THE CRYOPYRINOPATHIES, OR CRYOPYRIN-ASSOCIATED PERIODIC SYNDROMES (CAPS)
Three hereditary febrile syndromes, familial cold autoinflammatory syndrome (FCAS), Muckle-Wells syndrome (MWS), and neonatal-onset multisystem inflammatory disease (NOMID), are all caused by mutations in NLRP3 (formerly known as CIAS1), the gene encoding cryopyrin (or NLRP3), and represent a clinical spectrum of disease. FCAS patients develop chills, fever, headache, arthralgia, conjunctivitis, and an urticaria-like rash in response to generalized cold exposure. In MWS, an urticarial rash is noted, but it is not usually induced by cold; MWS patients also develop fevers, abdominal pain, limb pain, arthritis, conjunctivitis, and, over time, sensorineural hearing loss. NOMID is the most severe of the three disorders, with chronic aseptic meningitis, a characteristic arthropathy, and rash.

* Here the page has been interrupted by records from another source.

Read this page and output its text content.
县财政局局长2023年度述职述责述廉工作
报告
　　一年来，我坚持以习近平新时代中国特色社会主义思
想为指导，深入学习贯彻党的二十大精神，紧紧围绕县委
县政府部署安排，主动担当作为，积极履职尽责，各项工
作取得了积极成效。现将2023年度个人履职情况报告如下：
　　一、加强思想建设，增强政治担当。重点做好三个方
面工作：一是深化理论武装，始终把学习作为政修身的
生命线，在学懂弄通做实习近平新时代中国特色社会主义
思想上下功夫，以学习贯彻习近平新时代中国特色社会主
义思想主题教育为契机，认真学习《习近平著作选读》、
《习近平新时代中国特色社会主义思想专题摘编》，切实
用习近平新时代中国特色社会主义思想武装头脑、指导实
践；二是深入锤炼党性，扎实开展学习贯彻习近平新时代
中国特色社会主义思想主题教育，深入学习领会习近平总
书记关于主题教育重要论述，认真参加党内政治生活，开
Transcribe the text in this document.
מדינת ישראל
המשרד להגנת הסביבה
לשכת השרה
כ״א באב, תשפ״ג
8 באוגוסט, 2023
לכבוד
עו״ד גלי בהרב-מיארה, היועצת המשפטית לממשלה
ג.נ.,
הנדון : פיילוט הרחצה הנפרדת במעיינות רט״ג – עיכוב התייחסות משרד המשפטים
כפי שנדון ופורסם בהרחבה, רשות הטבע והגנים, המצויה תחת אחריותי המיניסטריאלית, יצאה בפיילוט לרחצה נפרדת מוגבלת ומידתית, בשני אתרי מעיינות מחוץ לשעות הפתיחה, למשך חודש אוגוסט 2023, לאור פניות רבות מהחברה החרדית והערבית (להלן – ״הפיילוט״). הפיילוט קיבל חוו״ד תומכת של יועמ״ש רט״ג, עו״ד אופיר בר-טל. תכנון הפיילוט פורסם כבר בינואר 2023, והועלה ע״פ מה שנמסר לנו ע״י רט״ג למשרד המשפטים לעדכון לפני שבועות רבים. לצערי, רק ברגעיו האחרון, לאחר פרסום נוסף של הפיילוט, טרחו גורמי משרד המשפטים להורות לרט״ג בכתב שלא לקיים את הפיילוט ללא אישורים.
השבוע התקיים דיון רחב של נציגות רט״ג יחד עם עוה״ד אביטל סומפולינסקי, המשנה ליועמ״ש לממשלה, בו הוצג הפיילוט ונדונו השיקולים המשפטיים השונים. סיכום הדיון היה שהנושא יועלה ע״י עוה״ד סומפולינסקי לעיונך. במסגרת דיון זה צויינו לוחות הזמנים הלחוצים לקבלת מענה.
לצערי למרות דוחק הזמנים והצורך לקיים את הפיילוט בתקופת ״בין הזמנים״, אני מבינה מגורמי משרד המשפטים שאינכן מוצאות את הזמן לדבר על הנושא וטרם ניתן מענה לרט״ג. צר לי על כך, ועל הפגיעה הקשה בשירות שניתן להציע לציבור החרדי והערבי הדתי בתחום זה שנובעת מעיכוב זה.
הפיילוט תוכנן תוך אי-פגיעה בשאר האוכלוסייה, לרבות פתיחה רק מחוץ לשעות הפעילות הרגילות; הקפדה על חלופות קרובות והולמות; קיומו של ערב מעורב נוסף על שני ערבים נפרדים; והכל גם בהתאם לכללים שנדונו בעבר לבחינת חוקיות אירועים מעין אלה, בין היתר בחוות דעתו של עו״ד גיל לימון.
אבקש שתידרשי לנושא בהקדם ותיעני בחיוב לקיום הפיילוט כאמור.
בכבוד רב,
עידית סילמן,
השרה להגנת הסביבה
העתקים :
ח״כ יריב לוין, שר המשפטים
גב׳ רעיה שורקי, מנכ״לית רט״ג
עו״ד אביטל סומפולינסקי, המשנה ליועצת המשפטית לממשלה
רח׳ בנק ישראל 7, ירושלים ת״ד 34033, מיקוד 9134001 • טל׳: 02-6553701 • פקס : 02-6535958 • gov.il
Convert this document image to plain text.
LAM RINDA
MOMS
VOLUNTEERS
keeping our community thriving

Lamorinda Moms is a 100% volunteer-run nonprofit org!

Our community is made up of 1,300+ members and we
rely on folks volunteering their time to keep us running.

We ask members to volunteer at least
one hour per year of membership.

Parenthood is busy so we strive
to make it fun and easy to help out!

Like the FMF protein, pyrin, cryopyrin has an N-terminal PYRIN domain. Cryopyrin regulates IL-1β production through the formation of a macromolecular complex termed the inflammasome. Peripheral blood leukocytes from patients with FCAS, MWS, and NOMID release increased amounts of IL-1β upon in vitro stimulation, relative to healthy controls. Macrophages from cryopyrin-deficient mice exhibit decreased IL-1β production in response to certain gram-positive bacteria, bacterial RNA, and monosodium urate crystals. Patients with all three cryopyrinopathies show a dramatic response to injections of IL-1 inhibitors. Approximately one-third of patients with clinical manifestations of NOMID do not have germline mutations in NLRP3, but have been found to be mosaic for somatic NLRP3 mutations. Such patients also respond dramatically to IL-1 inhibition. Similarly, somatic mosaicism in NLRP3 has been found in Schnitzler’s syndrome, which presents in middle age with recurrent fever, urticarial rash, elevated acute phase reactants, monoclonal IgM gammopathy, and abnormal bone remodeling. IL-1 inhibition is the treatment of choice for Schnitzler’s syndrome.